The agencies made annual adjustments to cutoff amounts determining oversight eligibility under the Truth in Lending Act

The Consumer Financial Protection Bureau (CFPB) on Monday announced its joint rulemaking with the Federal Reserve Board and the Office of the Comptroller of the Currency (OCC) to determine new cutoff thresholds for oversight of loans under the Truth in Lending Act (TILA).

The agencies announced four total instances of new rulemaking. The first is a collaboration between CFPB, the Fed Board and OCC, increasing the threshold 4.5% from $31,000 to $32,400 for exempting loans from special appraisal requirements under the TILA Higher Priced Mortgage Loan Appraisal rule.

“The Dodd-Frank Act added special appraisal requirements for higher-priced mortgage loans, including that creditors obtain a written appraisal based on a physical visit to the interior of the home before making a higher-priced mortgage loan,” the CFPB explained.

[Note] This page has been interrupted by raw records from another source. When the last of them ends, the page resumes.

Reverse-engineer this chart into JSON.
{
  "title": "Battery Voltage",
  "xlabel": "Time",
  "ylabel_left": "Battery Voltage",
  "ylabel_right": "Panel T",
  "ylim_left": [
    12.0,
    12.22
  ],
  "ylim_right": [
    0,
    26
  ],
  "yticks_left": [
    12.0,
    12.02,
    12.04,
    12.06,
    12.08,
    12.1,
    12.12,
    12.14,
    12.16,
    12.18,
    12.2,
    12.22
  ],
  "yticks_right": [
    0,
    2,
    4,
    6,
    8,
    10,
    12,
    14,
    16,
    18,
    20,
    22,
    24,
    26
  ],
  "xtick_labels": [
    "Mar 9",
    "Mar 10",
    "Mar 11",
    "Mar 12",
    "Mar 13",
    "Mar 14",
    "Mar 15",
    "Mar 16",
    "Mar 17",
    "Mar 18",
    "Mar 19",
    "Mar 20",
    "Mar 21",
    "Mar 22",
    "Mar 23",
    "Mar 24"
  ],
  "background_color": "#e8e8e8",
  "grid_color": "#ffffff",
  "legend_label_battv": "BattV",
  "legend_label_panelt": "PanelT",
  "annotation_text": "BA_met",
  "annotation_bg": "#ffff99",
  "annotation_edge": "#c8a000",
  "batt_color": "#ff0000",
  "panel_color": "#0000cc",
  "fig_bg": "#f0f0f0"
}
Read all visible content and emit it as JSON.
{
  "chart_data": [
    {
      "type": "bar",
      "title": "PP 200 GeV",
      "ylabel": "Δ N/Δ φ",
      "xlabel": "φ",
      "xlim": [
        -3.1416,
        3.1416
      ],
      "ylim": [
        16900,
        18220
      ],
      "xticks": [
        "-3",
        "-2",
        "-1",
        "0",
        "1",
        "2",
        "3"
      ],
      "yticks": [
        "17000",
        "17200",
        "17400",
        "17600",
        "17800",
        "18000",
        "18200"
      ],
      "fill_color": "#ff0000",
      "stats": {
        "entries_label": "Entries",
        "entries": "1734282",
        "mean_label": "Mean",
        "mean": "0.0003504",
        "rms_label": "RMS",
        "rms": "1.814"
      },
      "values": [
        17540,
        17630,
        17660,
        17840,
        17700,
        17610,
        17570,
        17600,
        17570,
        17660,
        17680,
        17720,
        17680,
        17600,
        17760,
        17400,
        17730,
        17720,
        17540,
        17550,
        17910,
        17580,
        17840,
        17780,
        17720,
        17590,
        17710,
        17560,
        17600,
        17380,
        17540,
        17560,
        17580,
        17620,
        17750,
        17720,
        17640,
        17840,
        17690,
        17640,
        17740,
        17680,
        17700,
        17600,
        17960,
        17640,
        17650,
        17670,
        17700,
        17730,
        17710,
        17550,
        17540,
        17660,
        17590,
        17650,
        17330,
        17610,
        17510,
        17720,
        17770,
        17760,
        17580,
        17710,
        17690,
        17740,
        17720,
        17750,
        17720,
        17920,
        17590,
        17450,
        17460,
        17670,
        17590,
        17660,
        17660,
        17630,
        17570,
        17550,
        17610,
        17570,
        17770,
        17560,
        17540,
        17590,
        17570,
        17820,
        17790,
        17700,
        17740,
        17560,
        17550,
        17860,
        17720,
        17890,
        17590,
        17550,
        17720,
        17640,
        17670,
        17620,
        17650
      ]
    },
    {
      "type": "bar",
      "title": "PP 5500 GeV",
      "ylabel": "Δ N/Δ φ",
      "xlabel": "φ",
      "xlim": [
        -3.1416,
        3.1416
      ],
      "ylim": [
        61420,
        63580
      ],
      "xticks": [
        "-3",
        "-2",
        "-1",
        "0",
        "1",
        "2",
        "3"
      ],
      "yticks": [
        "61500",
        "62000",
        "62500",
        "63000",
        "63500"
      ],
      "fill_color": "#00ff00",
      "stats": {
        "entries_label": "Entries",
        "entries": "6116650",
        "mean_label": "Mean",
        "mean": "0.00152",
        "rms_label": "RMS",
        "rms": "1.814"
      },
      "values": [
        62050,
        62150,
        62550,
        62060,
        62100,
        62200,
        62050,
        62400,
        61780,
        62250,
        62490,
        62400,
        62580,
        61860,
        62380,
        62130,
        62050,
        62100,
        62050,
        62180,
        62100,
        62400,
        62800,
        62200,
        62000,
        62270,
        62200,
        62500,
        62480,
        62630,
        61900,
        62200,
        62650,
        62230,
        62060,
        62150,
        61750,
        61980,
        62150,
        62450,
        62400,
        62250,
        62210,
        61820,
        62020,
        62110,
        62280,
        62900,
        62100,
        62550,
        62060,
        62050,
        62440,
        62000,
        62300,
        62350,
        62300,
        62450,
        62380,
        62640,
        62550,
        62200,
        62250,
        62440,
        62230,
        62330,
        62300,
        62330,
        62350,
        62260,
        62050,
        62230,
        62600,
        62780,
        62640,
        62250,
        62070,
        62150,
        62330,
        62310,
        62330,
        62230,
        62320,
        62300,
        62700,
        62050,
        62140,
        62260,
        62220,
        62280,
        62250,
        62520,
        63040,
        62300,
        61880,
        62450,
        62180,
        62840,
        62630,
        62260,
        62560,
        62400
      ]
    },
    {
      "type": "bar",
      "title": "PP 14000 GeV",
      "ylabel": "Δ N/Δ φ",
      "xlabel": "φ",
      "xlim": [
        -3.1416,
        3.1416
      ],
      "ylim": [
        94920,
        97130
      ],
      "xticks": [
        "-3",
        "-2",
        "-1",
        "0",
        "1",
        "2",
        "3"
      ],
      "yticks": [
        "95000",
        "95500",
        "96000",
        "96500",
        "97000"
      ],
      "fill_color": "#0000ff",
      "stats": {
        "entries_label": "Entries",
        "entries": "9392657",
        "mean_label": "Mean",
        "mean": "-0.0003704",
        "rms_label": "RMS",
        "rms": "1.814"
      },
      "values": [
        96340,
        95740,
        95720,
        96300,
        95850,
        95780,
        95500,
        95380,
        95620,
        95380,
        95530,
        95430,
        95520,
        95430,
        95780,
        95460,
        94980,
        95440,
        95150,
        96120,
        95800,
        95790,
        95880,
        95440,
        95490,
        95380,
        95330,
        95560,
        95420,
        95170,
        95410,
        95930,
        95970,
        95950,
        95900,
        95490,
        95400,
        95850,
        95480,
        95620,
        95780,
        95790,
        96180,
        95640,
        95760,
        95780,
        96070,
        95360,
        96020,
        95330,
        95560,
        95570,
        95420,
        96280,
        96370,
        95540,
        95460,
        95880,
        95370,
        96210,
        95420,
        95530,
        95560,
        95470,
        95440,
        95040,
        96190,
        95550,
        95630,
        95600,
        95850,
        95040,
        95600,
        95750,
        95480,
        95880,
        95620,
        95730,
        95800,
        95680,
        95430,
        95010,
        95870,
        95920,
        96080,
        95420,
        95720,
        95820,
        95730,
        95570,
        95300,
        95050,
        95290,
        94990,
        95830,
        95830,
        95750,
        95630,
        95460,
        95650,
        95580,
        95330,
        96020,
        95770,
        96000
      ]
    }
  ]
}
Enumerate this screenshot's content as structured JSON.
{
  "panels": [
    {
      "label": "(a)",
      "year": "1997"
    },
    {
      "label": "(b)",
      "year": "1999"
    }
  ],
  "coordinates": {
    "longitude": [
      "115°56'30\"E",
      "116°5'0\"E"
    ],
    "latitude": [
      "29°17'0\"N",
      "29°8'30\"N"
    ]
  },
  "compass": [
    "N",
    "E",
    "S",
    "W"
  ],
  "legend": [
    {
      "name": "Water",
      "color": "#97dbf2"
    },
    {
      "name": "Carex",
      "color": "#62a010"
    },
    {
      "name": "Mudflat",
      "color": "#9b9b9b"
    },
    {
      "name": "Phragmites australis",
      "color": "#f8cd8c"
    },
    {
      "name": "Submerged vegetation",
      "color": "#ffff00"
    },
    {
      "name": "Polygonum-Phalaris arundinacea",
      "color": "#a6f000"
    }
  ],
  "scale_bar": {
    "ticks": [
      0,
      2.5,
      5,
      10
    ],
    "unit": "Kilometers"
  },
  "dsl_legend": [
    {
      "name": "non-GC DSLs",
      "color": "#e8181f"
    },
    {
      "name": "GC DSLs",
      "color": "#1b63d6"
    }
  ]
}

“The rules implementing these requirements contain an exemption for loans of $25,000 or less, adjusted annually to reflect [Consumer Price Index for Urban Wage Earners and Clerical Workers (CPI-W)] increases,” the Bureau added.

The second and third adjustments are between the CFPB and the Fed Board only. They “adjust the thresholds in Regulation Z and Regulation M for determining the exempt consumer credit transactions under TILA and the exempt consumer lease transactions under the Consumer Leasing Act,” CFPB said in an announcement.

For Regulations Z and M, the exemption threshold for both will increase from $66,400 to $69,500, an increase of roughly 4.6%. Both changes are effective Jan. 1, 2024.

The fourth and final adjustment is specific to the CFPB, and adjusts “the maximum amount consumer reporting agencies may charge consumers for making a file disclosure to a consumer” under the Fair Credit Reporting Act (FCRA).

Under this adjustment, the ceiling on allowable charges under the relevant section of FCRA will increase to $15.50 in 2024, or $1 more than the 2023 figure.

“By law, the agencies are required to adjust the thresholds annually based on the annual percentage increase in [CPI-W],” CFPB said in an announcement. “Transactions at or below the thresholds are subject to the protections of the regulations.”